The ancestry and affiliations of Kennewick Man - shawndumas
http://www.nature.com/nature/journal/vnfv/ncurrent/full/nature14625.html
======
tokenadult
The reporting about this over the years has been very confusing, because a lot
of the reporters who were making best efforts to report on this story are
confused by the methods of anthropologists who ascribe population relatedness
to skulls or the methods of genetics who ascribe population relatedness to DNA
samples. The key finding in the article is "We conclude that the currently
available number of independent phenetic markers is too small, and within-
population craniometric variation too large, to permit reliable reconstruction
of the biological population affinities of Kennewick Man." In other words, we
don't have a good enough data set about skull measurement variation in human
populations to assign the Kennewick skull reliably to any population that has
been sampled.

The genetic findings are consistent with those of other studies, for example
the landmark review article "Toward a new history and geography of human genes
informed by ancient DNA" Pickrell, Joseph K. et al. Trends in Genetics ,
Volume 30 , Issue 9 , 377 - 389 DOI:
[http://dx.doi.org/10.1016/j.tig.2014.07.007](http://dx.doi.org/10.1016/j.tig.2014.07.007)

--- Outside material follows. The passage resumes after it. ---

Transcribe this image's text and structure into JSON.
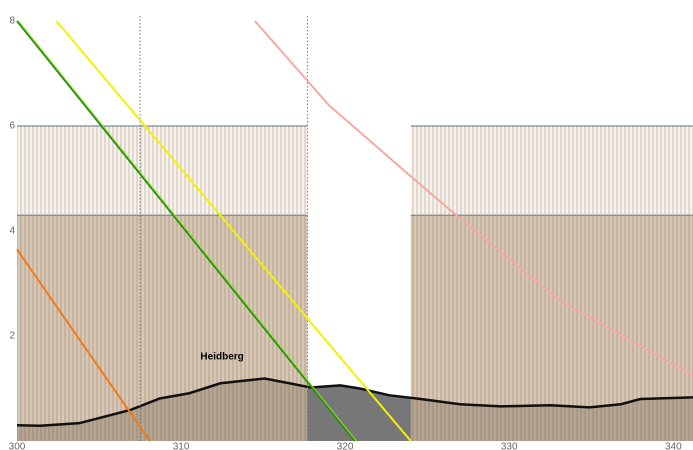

which found that every very ancient human DNA samples show patterns of
movement of human beings across long distances and much genetic admixture
between supposedly separated geographic populations.

The chapter about human biodiversity in a general handbook on biodiversity
says it well: "The massive efforts to study the human genome in detail have
produced extraordinary amounts of genetic data. Although we still fail to
understand the molecular bases of most complex traits, including many common
diseases, we now have a clearer idea of the degree of genetic resemblance
between humans and other primate species. We also know that humans are
genetically very close to each other, indeed more than any other primates,
that most of our genetic diversity is accounted for by individual differences
within populations, and that only a small fraction of the species’ genetic
variance falls between populations and geographic groups thereof." Barbujani,
Guido, and Vincenza Colonna. "Genetic basis of human biodiversity: an update."
In Biodiversity Hotspots, pp. 97-119. Springer Berlin Heidelberg, 2011.